Другим случалось попадать в несчастную пору, когда у него на лице выступали желтые пятна, губы кривились от нервной дрожи, и он тупым, холодным взглядом и резкой речью платил за ласку, за симпатию. Те отходили от него, унося горечь и вражду, иногда навсегда.
Какие это периоды, какие дни – ни другие, ни сам он не знал.
– Злой, холодный эгоист и гордец! – говорили попавшие в злую минуту.
– Помилуйте, он очарователен: он всех нас обворожил вчера, все без ума от него! – говорили другие.
– Актер! – твердили некоторые.
– Фальшивый человек! – возражали иные. – Когда чего-нибудь захочет достигнуть, откуда берутся речи, взгляды, как играет лицо!
– Помилуйте! это честнейшее сердце, благородная натура, но нервная, страстная, огненная и раздражительная! – защищали его два-три дружеские голоса.
Итак, в круге даже близких знакомых его не сложилось о нем никакого определенного понятия, и еще менее образа.
42
И в раннем детстве, когда он воспитывался у бабушки, до поступления в школу, и в самой школе, в нем проявлялись те же загадочные черты, та же неровность и неопределенность наклонностей.
Когда опекун привез его в школу и посадили его на лавку: во время класса, кажется, первым бы делом новичка было вслушаться, что спрашивает учитель, что отвечают ученики.
А он прежде всего воззрился в учителя: какой он, как говорит, как нюхает табак, какие у него брови, бакенбарды; потом стал изучать болтающуюся на животе его сердоликовую печатку, потом заметил, что у него большой палец правой руки раздвоен посередине и представляет подобие двойного ореха.
Потом осмотрел каждого ученика и заметил все особенности: у одного лоб и виски вогнуты внутрь головы, у другого мордастое лицо далеко выпятилось вперед, там вон у двоих, у одного справа, у другого слева, на лбу волосы растут вихорком и т. д., всех заметил и изучил, как кто смотрит.
Один с уверенностью глядит на учителя, просит глазами спросить себя, почешет колени от нетерпения, потом голову. А у другого на лице то выступает, то прячется краска – он сомневается, колеблется. Третий упрямо смотрит вниз, пораженный боязнью, чтоб его не спросили. Иной ковыряет в носу и ничего не слушает. Тот должен быть ужасный силач, а этот черненький – плут. И доску, на которой пишут задачи, заметил, даже мел и тряпку, которою стирают с доски. Кстати тут же представил и себя, как он сидит, какое у него должно быть лицо, что другим приходит на ум, когда они глядят на него, каким он им представляется?

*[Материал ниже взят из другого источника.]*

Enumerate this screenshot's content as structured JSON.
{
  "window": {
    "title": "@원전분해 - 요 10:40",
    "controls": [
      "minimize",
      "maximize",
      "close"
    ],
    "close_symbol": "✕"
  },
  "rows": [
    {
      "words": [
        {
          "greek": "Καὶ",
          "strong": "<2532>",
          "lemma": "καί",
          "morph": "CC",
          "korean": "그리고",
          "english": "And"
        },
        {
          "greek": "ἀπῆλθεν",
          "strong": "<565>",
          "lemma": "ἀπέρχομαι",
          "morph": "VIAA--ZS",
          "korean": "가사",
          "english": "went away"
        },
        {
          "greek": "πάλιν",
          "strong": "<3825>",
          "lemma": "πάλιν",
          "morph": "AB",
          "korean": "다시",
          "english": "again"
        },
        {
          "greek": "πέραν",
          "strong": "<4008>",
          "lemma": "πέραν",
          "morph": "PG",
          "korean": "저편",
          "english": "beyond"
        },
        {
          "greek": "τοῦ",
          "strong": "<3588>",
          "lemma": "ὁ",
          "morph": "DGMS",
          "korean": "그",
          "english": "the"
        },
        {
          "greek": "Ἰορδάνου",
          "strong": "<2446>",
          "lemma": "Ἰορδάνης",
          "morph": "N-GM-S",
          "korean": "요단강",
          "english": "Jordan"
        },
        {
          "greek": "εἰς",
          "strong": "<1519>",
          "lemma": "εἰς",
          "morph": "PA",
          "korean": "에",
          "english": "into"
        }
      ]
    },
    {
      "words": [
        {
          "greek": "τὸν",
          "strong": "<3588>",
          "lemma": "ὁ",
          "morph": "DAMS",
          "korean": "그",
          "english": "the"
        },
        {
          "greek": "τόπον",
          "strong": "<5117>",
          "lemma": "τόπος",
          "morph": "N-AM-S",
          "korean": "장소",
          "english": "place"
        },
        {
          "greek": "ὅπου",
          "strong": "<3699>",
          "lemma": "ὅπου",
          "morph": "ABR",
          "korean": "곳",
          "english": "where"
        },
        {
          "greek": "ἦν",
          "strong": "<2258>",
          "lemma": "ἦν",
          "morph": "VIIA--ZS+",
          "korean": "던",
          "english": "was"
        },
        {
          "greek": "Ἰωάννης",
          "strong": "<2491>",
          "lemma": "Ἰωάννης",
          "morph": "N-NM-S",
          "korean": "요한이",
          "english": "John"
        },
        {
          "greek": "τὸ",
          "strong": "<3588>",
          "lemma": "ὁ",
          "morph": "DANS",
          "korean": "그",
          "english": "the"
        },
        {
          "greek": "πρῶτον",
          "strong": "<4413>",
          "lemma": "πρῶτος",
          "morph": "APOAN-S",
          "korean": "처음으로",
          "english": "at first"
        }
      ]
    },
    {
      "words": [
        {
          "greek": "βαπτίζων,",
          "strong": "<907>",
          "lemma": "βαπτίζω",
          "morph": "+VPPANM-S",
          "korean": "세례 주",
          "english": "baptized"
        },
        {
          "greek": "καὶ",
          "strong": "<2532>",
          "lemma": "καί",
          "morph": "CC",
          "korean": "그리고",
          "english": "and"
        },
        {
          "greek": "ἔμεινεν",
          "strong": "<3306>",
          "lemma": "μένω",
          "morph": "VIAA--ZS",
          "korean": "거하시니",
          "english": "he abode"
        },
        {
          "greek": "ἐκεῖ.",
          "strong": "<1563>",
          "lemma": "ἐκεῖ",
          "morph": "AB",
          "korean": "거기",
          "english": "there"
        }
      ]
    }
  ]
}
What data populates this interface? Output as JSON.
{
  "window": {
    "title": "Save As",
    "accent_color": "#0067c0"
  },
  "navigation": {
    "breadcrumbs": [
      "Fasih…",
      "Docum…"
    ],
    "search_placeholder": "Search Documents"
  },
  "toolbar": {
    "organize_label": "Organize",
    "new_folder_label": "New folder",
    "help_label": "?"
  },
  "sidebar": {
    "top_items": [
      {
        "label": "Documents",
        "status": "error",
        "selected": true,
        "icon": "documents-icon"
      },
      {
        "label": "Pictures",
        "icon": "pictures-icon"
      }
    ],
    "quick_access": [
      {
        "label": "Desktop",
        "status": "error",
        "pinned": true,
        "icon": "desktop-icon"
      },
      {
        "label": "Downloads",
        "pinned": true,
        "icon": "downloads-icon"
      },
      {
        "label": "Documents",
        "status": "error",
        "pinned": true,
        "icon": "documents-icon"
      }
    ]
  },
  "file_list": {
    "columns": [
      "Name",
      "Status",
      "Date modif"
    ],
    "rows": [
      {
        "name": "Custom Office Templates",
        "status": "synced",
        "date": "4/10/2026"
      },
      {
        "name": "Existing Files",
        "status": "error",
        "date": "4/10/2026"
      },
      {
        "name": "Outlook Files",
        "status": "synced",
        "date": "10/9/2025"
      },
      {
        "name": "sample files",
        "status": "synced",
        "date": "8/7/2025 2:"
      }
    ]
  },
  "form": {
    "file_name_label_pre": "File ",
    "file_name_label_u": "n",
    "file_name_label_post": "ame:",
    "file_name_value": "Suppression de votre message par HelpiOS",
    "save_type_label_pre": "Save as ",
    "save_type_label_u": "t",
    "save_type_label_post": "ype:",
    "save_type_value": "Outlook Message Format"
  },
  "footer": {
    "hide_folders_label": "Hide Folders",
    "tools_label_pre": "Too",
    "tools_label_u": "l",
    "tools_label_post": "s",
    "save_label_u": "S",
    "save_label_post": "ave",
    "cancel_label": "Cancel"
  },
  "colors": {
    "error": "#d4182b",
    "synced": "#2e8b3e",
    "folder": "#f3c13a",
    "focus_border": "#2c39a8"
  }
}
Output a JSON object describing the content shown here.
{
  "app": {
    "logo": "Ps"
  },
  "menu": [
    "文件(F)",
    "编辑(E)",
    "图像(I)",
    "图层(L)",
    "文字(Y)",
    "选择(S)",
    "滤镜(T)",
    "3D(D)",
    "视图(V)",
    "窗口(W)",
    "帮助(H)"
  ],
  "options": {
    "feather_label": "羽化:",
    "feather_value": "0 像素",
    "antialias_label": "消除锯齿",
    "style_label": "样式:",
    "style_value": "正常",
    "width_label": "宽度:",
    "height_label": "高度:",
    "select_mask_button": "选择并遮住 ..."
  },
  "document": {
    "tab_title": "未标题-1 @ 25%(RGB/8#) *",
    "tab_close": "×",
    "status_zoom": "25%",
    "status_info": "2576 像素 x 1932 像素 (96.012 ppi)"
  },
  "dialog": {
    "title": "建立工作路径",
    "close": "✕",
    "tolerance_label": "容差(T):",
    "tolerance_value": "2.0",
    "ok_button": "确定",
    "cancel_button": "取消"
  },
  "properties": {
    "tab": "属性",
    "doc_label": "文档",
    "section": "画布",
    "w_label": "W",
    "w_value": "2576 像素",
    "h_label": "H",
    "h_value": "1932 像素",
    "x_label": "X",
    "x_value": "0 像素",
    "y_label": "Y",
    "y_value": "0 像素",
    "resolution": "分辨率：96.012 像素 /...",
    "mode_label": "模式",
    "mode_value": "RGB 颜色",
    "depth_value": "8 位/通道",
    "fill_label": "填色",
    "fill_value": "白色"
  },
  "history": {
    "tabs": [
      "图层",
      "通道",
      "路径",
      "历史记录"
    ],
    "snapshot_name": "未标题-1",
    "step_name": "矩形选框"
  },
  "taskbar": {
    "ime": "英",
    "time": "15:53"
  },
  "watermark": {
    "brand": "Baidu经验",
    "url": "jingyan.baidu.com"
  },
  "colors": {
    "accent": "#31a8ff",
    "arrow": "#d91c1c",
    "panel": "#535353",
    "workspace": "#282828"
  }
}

– О чем я говорил сейчас? – вдруг спросил его учитель, заметив, что он рассеянно бродит глазами по всей комнате.
К удивлению его, Райский сказал ему от слова до слова, что он говорил.
– Что же это значит? – дальше спросил учитель.
Райский не знал: он так же машинально слушал, как и смотрел, и ловил ухом только слова.
Учитель повторил объяснение. Борис опять слушал, как раздавались слова: иное учитель скажет коротко и густо, точно оборвет, другое растянет, будто пропоет, вдруг слов десять посыплются, как орехи.